The majority of twins are fraternal, occurring when the mother releases two separate eggs that are both fertilized. The birth rate of identical twins, which occurs when a single fertilized egg spontaneously splits into two eggs, has not changed and is only 1 in 285 pregnancies. In other words, it used to be that half of twins were identical, but nowadays only 1 in 3 sets of twins are identical.
Genetically, fraternal twins are the same as any other siblings, they just happen to be born at the same time. Both fraternal twins and siblings have a 25% of having matching antigen types. That is a 1 in 4 chance of being a perfect match for a cord blood transplant or any other stem cell therapy that requires HLA matching.
The fact that twins share the same womb means that they tend to be smaller babies. Since the 1960s, it has been established that the average birth weight of full-term babies in the United States is about 8 pounds (3.6 kg) and babies smaller than 5.5 pounds (2.5 kg) are classified as low birth weight.

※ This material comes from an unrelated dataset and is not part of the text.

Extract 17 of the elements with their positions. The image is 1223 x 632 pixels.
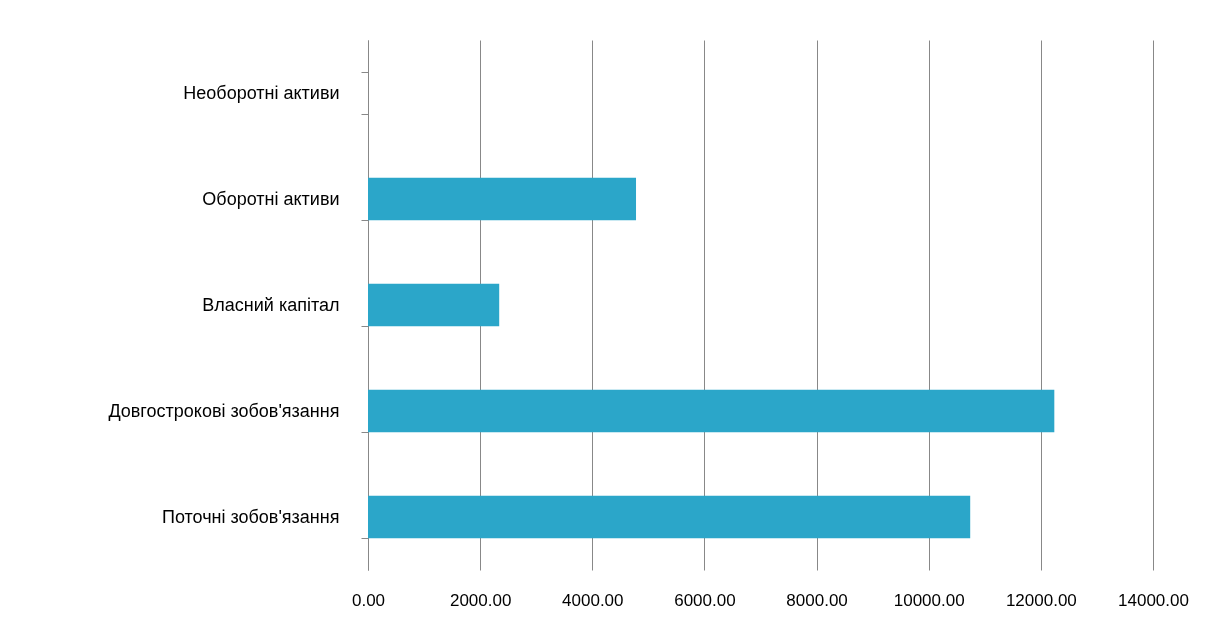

However, within the past decade research has changed medical ideas about what is normal for a twin. Singleton babies are expected to spend a full 39-40 weeks in gestation, but studies show that in order to avoid growth restrictions it is best for twins to be born at 37 weeks. The average birth weight of twins born at 37 weeks or later is 5.5 pounds.
Nonetheless, the fact that twins are smaller babies does mean that they have smaller placentas and less umbilical cord blood. Parents of twins are often concerned about cord blood banking: On the one hand they worry that their babies may experience the learning delays that are often associated with early birth and low birth weight, and which can now be treated with cord blood therapy. On the other hand, they worry that the collected cord blood will not be enough to be useful for therapy.
The bank Cryo-Cell has conducted the only study of cord blood collections from multiple births in the setting of family cord blood banking. Since 3 out of every 100 births are twins, for their study they pulled data from their last 300 multiple births and their last 10,000 singleton births. Not surprisingly, the median volume of cord blood collected was 10% smaller in multiple births. The good news was that the cord blood units from multiple births had nearly 4 times more Total Nucleated Cells (TNC) cells and nearly 8 times more CD34+ cells than the minimums required for storage.
The reassuring conclusion of the Cryo-Cell study is that cord blood units collected from multiple births have sufficient numbers of stem cells to treat children for cerebral palsy and other conditions identified in infancy, under current dosing guidelines.